Scaffolds can become unsafe fast when weather changes. Wind can push against platforms, tarps, materials, and workers. Rain, snow, and ice can make decks slippery, weaken footing, and hide damage. A scaffold that felt solid yesterday may not be safe after a storm, freezing temperatures, or heavy winds overnight.
This talk focuses on how to recognize weather-related scaffold hazards, what to check before climbing, and when to stop work. Every crew member using or working near a scaffold needs to know what can affect stability and speak up before someone gets hurt.
Why This Matters
- A scaffold collapse can cause serious injuries to workers on the scaffold and people below.
- High winds can shift platforms, loosen ties, and turn sheeting or tarps into sails.
- Wet or icy platforms increase the chance of slips, trips, and falls.
- Soft or washed-out ground can cause scaffold legs, mudsills, or base plates to settle unevenly.
- Weather can damage braces, planks, guardrails, access ladders, and connections without being obvious from the ground.
Common Hazards
- Working on scaffolds during strong gusts, especially near building corners or open elevations.
- Tarps, debris netting, plastic, or signs attached to scaffolds without checking the wind load.
- Standing water, mud, snow, or ice on scaffold planks and access points.
- Base plates or mudsills sitting on saturated soil, gravel washout, frozen ground, or uneven surfaces.
- Loose materials stored on platforms that can slide, fall, or catch wind.
- Damaged or missing ties, braces, pins, clips, guardrails, toe boards, or planks after storms.
- Lightning, poor visibility, or blowing dust making it unsafe to climb, work, or signal from the scaffold.
- Cold mornings where ice forms on metal frames and ladder rungs even when the deck looks mostly clear.
Safety Checklist
Before Work Begins
- Check the forecast for wind, storms, freezing temperatures, heavy rain, or snow.
- Have a competent person inspect the scaffold before use, especially after severe weather.

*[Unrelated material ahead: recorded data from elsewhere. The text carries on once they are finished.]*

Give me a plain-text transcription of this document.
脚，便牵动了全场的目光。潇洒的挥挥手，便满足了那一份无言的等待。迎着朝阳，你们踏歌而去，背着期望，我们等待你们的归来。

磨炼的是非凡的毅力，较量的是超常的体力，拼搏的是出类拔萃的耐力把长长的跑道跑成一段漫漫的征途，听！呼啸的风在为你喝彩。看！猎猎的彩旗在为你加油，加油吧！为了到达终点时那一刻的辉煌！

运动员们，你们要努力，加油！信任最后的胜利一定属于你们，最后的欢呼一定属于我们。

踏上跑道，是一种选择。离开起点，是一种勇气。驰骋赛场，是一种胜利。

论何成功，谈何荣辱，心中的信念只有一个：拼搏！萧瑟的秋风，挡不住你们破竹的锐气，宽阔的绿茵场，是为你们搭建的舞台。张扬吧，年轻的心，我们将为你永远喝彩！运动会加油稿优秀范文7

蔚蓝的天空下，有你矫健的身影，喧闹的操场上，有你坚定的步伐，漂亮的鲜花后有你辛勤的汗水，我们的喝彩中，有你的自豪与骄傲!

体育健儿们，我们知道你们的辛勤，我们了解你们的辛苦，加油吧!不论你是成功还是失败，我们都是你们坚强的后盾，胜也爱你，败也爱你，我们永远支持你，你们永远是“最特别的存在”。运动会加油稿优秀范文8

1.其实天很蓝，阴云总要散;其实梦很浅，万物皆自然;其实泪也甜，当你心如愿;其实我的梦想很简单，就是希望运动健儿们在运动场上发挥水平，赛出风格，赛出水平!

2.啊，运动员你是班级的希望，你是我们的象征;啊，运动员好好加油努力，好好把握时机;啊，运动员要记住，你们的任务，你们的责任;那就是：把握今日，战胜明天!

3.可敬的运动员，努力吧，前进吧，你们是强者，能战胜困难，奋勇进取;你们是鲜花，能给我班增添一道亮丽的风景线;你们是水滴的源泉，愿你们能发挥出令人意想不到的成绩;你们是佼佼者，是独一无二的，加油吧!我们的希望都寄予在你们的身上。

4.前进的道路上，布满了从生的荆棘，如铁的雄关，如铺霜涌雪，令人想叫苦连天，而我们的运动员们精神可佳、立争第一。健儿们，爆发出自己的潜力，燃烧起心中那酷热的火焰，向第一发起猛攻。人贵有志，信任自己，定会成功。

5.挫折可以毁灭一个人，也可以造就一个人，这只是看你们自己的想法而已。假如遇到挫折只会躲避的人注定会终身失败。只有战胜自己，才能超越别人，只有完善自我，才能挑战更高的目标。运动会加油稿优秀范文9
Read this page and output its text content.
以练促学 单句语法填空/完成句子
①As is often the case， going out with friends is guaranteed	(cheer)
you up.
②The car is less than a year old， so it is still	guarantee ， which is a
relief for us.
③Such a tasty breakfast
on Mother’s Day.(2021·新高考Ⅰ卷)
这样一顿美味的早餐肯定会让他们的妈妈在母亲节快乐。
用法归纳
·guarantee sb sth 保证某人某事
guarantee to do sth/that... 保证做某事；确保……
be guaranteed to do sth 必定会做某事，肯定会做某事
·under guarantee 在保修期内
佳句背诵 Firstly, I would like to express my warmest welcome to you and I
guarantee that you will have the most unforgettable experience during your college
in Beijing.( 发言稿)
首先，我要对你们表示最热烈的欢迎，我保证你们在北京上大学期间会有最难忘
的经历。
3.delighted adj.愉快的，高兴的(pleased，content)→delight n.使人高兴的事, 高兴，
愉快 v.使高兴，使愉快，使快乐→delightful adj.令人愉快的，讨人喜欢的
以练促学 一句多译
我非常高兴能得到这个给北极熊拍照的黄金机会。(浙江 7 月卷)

- Look at the base: confirm mudsills and base plates are firm, level, and not sinking.
- Check ties, braces, pins, frames, planks, guardrails, toe boards, and access ladders.
- Remove loose materials, trash, tools, and anything that could blow off the platform.
- Clear snow, ice, mud, and standing water from planks and ladder access points.
- Do not attach tarps, plastic, banners, or netting unless the scaffold is designed and approved for that load.
During Work
- Watch for increasing wind, sudden gusts, lightning, heavy rain, or reduced visibility.
- Keep materials stacked low and secured so they cannot slide or blow off.
- Use proper access only. Do not climb cross braces or frames made slick by rain or ice.
- Report movement, swaying, settling, loose parts, or damaged components right away.
- Keep walkways clear so workers are not stepping around hoses, cords, debris, or wet materials.
- Stay aware of workers below and maintain falling object protection when conditions are windy.
Crew Talking Points
- What weather conditions are expected today, and how could they affect this scaffold?
- Has this scaffold been inspected after the last wind, rain, snow, or freeze?
- Are there tarps, netting, or stored materials that could affect stability in wind?
- Where are the access points, and are they clean, dry, and safe to use?
- What is the plan if wind picks up or lightning moves into the area?
- Does anyone see a concern with the scaffold, footing, ties, planks, or work area that needs to be addressed before we start?
Stop Work If
- The scaffold is swaying, leaning, settling, or feels unstable.
- Wind, lightning, heavy rain, snow, ice, or poor visibility makes work unsafe.
- Base plates, mudsills, or footing are sinking, washed out, or no longer level.
- Ties, braces, guardrails, planks, pins, or access points are missing, loose, or damaged.
- Tarps, plastic, or netting are pulling on the scaffold in the wind.
- A competent person has not inspected the scaffold after severe weather.
Final Reminder
Weather can change a safe scaffold into a dangerous one quickly. Inspect it, keep it clear, watch the conditions, and stop work when stability is in doubt.